Rising interest rates combined with sharp market swings have prompted investors to steer clear of companies with high forecast growth rates yet relatively little in the way of current profits — the kind of stocks that dominate the IPO market.
“You need a more stable market to find the level at which IPOs can clear,” said Saadi Soudavar, Deutsche Bank AG’s co-head of equity capital markets for Europe, the Middle East and Africa.
The Cboe Volatility Index, a widely watched gauge of expected market swings, jumped above 30 when Russia invaded Ukraine and has had an average reading of about 26 this year, signaling IPOs might be too risky of an investment to receive sufficient appetite. Historically, a majority of global listings have been priced when the index has been below 25.

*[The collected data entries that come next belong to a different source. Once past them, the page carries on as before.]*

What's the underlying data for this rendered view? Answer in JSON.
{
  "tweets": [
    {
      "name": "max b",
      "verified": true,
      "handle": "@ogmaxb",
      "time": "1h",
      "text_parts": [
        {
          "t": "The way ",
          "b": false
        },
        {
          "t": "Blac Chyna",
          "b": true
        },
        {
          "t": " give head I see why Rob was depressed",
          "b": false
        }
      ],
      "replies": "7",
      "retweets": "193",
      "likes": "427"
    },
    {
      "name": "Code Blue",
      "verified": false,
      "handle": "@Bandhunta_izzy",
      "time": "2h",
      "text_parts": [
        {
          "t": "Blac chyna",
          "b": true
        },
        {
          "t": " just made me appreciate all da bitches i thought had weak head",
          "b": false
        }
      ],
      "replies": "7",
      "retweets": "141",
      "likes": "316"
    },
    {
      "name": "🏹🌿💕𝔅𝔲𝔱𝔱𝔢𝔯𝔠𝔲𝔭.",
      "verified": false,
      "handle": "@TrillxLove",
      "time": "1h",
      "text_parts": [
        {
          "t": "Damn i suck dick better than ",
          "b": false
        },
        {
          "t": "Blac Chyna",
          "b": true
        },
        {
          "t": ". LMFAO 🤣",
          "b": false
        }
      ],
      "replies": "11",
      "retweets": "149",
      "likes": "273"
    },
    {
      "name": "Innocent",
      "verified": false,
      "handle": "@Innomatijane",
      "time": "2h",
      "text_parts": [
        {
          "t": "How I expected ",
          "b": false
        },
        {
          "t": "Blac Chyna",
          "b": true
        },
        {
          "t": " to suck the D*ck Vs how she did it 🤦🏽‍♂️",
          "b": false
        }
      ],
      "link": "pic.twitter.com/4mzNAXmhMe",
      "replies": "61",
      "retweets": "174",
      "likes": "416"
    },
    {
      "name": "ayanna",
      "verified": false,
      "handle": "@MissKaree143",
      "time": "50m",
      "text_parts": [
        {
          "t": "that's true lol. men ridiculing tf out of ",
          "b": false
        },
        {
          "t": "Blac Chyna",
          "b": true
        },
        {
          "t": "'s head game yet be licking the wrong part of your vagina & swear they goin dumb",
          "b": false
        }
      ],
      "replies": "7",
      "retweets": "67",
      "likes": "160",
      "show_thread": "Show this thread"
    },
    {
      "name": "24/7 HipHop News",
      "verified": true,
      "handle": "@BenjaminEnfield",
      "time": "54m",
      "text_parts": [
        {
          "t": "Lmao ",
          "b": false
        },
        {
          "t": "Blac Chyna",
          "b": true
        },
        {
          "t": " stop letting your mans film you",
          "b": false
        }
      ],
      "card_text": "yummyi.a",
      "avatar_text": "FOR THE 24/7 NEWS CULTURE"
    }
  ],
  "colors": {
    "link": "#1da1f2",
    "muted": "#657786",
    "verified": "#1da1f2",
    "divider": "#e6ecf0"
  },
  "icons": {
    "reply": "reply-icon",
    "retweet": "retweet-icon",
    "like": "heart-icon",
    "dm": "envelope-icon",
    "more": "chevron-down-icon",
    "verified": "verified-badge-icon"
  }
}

Wild market swings have scuttled IPOs from New York to New Delhi. Life Insurance Corp., which planned to raise as much as 654 billion rupees ($8.5 billion) for the Indian government with an offering before the end of March, now is looking at a mid-May timeline. The offering would be one of the largest global listings this year.
Even quick-fire deals such as blank-check offerings, which are typically priced in a matter of days, are falling by the wayside. The vehicles, also known as special purpose acquisition companies, are shelving their listings at a record pace this year as investor enthusiasm wanes due to poor returns and heightened regulatory scrutiny.
Investment banks are starting to feel the effects: UBS Group AG began laying off a handful of bankers in equity capital markets in Europe, the Middle East and Africa this month, according to people familiar with the matter.
Bright Spots
It’s not all doom and gloom, however. While follow-on share sales start to pick up from Asia to Europe and the U.S., IPOs have been bucking the global trend and racing ahead in the Middle East, where high oil prices and rising interest rates are helping regional markets sharply outperform international ones.
“The Middle East is the one bright spot in an otherwise quiet global ECM market,” said Andree Chakhtoura, head of investment banking for the Middle East and North Africa at Bank of America Corp. “There is a wider and deeper market now than there has ever been before, and the offering is diversified.”
Many major commodities are trading at or near record levels, with the war in Ukraine raising supply concerns. This has already begun to spur capital markets activity.
Qatar’s sovereign wealth fund cashed in on a $1 billion stake in Glencore Plc via an overnight transaction March 23, while WE Soda, one of the world’s largest producers of natural soda ash, is evaluating options including a London IPO, Bloomberg News reported.
Strong Finish
Bankers continue to bet on a recovery in the second quarter, fueled in part by a full pipeline of large listing candidates readying to tap public investors, and the green shoots of a stock market rebound.
“A key question is when we can price the substantial pipeline of European IPOs waiting in the wings; we are hoping the answer is as early as May, June,” said Deutsche Bank’s Soudavar.
A number of high-profile listings from the likes of Thyssenkrupp AG’s Nucera and Italian green hydrogen specialist Industrie De Nora SpA are in the works in Europe. In the U.S., Rihanna’s Savage X Fenty lingerie company and SoftBank Group Corp.-backed chipmaker Arm Ltd. are among the big-ticket IPOs bankers are working on. In Asia, private equity firm PAG and electric-vehicle maker Hozon New Energy Automobile Co. are in the pipeline with billion-dollar-plus offerings.
“The glass half-full view is that we could be in for a busy second quarter in equity capital markets,” said Andreas Bernstorff, BNP Paribas SA’s head of equity capital markets for Europe, Middle East and Africa. “Would expect to see block trades and equity-linked deals pick up first, and IPOs scheduled after Easter on the back of first-quarter numbers.”